The PFI is a means of transferring the cost of assets we achieve in the present to the future. In a sense, this has always happened, yet the PFI is a much more complicated process than the simple one of a speculator investing capital and hoping to get a decent return during the lifetime of the resulting building. In its simplest interpretation, PFI means that government or local government commissions a building from the private sector but pays nothing initially. All construction and commissioning costs are borne by the contractor. Then the government leases the work from the builder for a fixed term of years, during which it has to be maintained by its maker.

Not so simple

Apparently, this is an absolutely brilliant system: we acquire assets for which we pay as we use them; the government does not have to increase its borrowing; taxes will not increase; maintenance is dealt with free by the maker. But PFI is not so simple. Because the government must be sure that the deal is correct and competition for a job between providers is totally fair and appropriate, the process of bidding for PFI work is immensely expensive for contractors. So virtually the only values involved in creation of PFI work are financial. Accountants, quantity surveyors and bureaucrats rule--a brilliant recipe for mass-producing shedding for the lowest price per cubic metre, but not one for generating even architecture of mall quality. The designers are not directly contracted to the client and design work is largely part of the bid process. Contracts for as many as 50 schools can be awarded at a time: results are predictably totally without cognizance of locality, orientation or community.
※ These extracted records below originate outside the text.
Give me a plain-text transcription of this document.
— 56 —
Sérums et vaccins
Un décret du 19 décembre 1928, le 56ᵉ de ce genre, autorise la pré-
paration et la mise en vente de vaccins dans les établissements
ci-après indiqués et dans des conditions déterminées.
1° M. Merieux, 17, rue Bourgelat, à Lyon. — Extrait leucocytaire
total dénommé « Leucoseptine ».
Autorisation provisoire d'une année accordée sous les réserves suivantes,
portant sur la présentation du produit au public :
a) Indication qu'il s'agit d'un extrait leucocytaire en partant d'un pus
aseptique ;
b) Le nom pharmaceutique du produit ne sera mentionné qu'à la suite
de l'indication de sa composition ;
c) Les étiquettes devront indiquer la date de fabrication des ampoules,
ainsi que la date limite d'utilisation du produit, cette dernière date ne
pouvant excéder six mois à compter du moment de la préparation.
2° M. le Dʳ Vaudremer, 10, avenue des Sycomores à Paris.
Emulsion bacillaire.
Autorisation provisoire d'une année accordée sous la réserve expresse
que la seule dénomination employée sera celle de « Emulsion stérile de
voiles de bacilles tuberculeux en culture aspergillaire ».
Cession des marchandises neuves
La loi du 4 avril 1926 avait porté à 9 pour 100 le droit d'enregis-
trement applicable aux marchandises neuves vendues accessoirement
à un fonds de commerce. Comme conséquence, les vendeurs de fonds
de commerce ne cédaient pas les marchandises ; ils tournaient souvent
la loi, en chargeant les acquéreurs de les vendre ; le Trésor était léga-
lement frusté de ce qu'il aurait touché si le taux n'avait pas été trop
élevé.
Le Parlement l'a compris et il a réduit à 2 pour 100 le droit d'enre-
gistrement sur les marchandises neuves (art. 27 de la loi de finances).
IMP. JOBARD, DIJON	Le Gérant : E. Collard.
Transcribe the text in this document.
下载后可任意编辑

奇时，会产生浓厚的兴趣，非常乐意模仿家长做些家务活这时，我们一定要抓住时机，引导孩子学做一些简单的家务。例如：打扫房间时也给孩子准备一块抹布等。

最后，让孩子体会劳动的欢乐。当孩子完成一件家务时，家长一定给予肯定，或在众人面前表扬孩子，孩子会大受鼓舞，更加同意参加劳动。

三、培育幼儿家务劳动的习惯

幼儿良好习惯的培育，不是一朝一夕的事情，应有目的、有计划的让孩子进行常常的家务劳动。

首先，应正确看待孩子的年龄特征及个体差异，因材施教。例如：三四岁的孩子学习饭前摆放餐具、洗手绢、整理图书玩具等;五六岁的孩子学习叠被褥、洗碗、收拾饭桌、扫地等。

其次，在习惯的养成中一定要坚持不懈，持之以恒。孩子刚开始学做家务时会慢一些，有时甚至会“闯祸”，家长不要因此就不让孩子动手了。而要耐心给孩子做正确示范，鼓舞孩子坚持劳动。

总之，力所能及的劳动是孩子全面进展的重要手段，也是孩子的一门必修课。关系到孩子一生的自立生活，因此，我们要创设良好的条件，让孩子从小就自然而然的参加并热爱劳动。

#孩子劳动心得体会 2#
Now that the first fruits of PFI have been up for a few years, it is clear that all are far from free of blemish. Some PFI buildings do not work properly; some are the cause of litigation; some are clearly going to have maintenance problems throughout their lives. Not very different perhaps from the results of conventional, old-fashioned means of building procurement. But there is a very important variation. Virtually no products of the PFI system have architectural quality, and most are little better than the very crudest publicly funded buildings of the 1960s, the last time when the building industry was unleashed with considerations of quantity far overwhelming those of quality. Now we view the rotting hulks of much of the utilitarian public work of that era with horror, and are trying to find ways of affording to demolish or improve them. PFI will be used. The dreadful circle will continue.